Au dernier état de la relation contractuelle, Mme [Z] occupait le poste de conseillère gestionnaire particuliers retraite moyennant une rémunération de 2 620 euros bruts.
La relation contractuelle était soumise à la convention collective des institutions de retraite complémentaire et de prévoyance du 9 décembre 1993.
En juin 2018, par l’intermédiaire de son conseil, Mme [Z] a alerté son employeur des difficultés rencontrées dans l’exercice de ses fonctions.
Il lui a été proposé une mutation au sein du site de [Localité 6], mutation qui a pris effet le 5 novembre 2018.
Mme [Z] a été placée en arrêt de travail du 16 au 19 novembre 2018 puis, du 4 décembre 2018 jusqu’au 9 juin 2019, de manière ininterrompue.
Le 16 mai 2019, par l’intermédiaire de son conseil, elle a notamment interpellé la direction pour dénoncer une dégradation de ses conditions de travail.

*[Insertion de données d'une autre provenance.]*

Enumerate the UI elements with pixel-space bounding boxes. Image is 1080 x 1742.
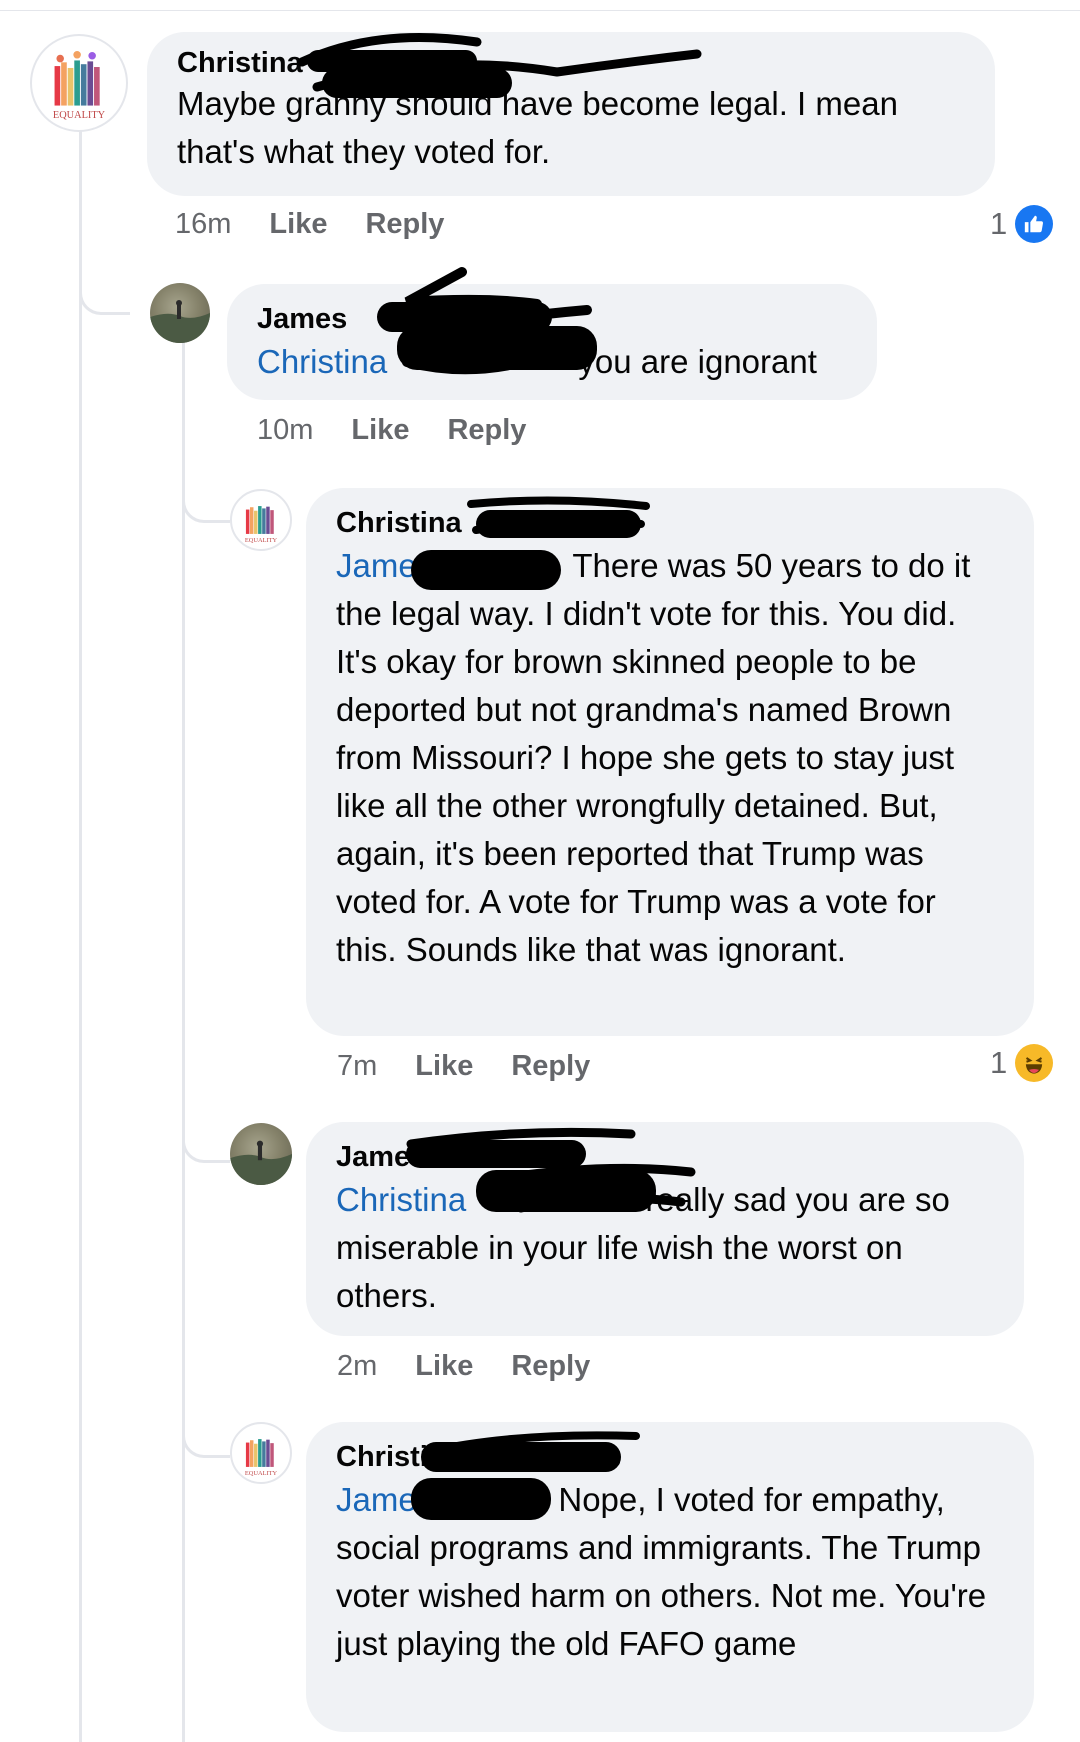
like-button[interactable]: Like <box>415 1350 473 1383</box>
equality-logo-icon: EQUALITY <box>245 506 278 544</box>
profile-photo-icon <box>230 1140 292 1185</box>
thread-connector <box>182 1400 230 1458</box>
scribble-redaction <box>422 1431 640 1470</box>
profile-photo-icon <box>150 300 210 343</box>
avatar[interactable] <box>150 283 210 343</box>
scribble-redaction <box>467 496 650 534</box>
thread-line-reply <box>182 340 185 1742</box>
reaction-number: 1 <box>990 206 1008 241</box>
reaction-count[interactable]: 1 <box>990 1044 1054 1082</box>
comment-time[interactable]: 7m <box>337 1050 377 1083</box>
scribble-redaction <box>402 267 592 375</box>
comment-bubble: James Christina really sad you are so mi… <box>306 1122 1024 1336</box>
svg-text:EQUALITY: EQUALITY <box>245 537 278 544</box>
comment-bubble: Christina James Nope, I voted for empath… <box>306 1422 1034 1732</box>
comment-time[interactable]: 2m <box>337 1350 377 1383</box>
scribble-redaction <box>406 1127 696 1213</box>
reply-button[interactable]: Reply <box>365 208 444 241</box>
thread-connector <box>182 460 230 523</box>
comment-author[interactable]: Christina <box>336 506 462 540</box>
comment-body: you are ignorant <box>578 343 817 380</box>
name-redaction <box>411 550 561 590</box>
like-button[interactable]: Like <box>351 414 409 447</box>
reply-button[interactable]: Reply <box>447 414 526 447</box>
comment-bubble: James Christina you are ignorant <box>227 267 877 400</box>
avatar[interactable]: EQUALITY <box>30 34 128 132</box>
comment-time[interactable]: 10m <box>257 414 313 447</box>
comment-body: There was 50 years to do it the legal wa… <box>336 547 971 968</box>
avatar[interactable] <box>230 1123 292 1185</box>
comment-time[interactable]: 16m <box>175 208 231 241</box>
reply-button[interactable]: Reply <box>511 1050 590 1083</box>
haha-icon <box>1015 1044 1054 1082</box>
avatar[interactable]: EQUALITY <box>230 1422 292 1484</box>
thread-connector <box>182 1100 230 1163</box>
comment-text: James There was 50 years to do it the le… <box>336 542 1004 974</box>
avatar[interactable]: EQUALITY <box>230 489 292 551</box>
comment-bubble: Christina James There was 50 years to do… <box>306 488 1034 1036</box>
equality-logo-icon: EQUALITY <box>245 1439 278 1477</box>
comment-bubble: Christina Maybe granny should have becom… <box>147 32 995 196</box>
thread-connector <box>79 230 130 315</box>
svg-text:EQUALITY: EQUALITY <box>245 1470 278 1477</box>
name-redaction <box>411 1478 551 1520</box>
like-icon <box>1015 205 1054 243</box>
equality-logo-icon: EQUALITY <box>53 51 106 121</box>
like-button[interactable]: Like <box>415 1050 473 1083</box>
reaction-count[interactable]: 1 <box>990 205 1054 243</box>
reaction-number: 1 <box>990 1045 1008 1080</box>
comment-meta: 7m Like Reply <box>337 1050 590 1083</box>
scribble-redaction <box>297 33 702 92</box>
comment-author[interactable]: Christina <box>177 46 303 80</box>
thread-line-main <box>79 130 82 1742</box>
like-button[interactable]: Like <box>269 208 327 241</box>
svg-text:EQUALITY: EQUALITY <box>53 110 106 121</box>
top-divider <box>0 10 1080 11</box>
comment-author[interactable]: James <box>257 302 347 336</box>
comment-meta: 10m Like Reply <box>257 414 526 447</box>
reply-button[interactable]: Reply <box>511 1350 590 1383</box>
comment-meta: 2m Like Reply <box>337 1350 590 1383</box>
comment-meta: 16m Like Reply <box>175 208 444 241</box>
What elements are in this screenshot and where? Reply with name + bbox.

Elle a, de nouveau, été placée en arrêt de travail du 20 juin 2019 au 21 juillet suivant, du 6 au 8 août 2019 et enfin du 17 octobre au 31 décembre 2019.
Le 22 juin 2019, elle a adressé un courrier à la société GIE AG2R afin de dénoncer les pressions qu’elle ressentait subir de la part de ses responsables hiérarchiques.
Le 5 août 2019, a été émis un droit d’alerte par une représentante du personnel sur la situation de Mme [Z]. Une réunion exceptionnelle du CHSCT Ouest Champagne s’est tenue le 17 septembre 2019 aux termes de laquelle décision a été prise de déclencher une enquête.
Un compte-rendu a été établi lors de la réunion du CHSCT du 29 octobre 2019.
Par lettre recommandée en date du 18 novembre 2019, Mme [Z] a été convoquée à un entretien préalable fixé au 2 décembre 2019.
Par lettre recommandée du 9 décembre 2019, elle a été licenciée pour faute.
Par acte du 6 novembre 2020, elle a assigné la société GIE AG2R devant le conseil de prud’hommes de Paris aux fins de voir, notamment, constater le harcèlement moral, dire et juger son licenciement nul à titre principal et à titre subsidiaire dépourvu de cause réelle et sérieuse, ordonner sa réintégration dans l’entreprise sous forme de télétravail et condamner son employeur à lui verser diverses sommes de nature salariale et indemnitaire.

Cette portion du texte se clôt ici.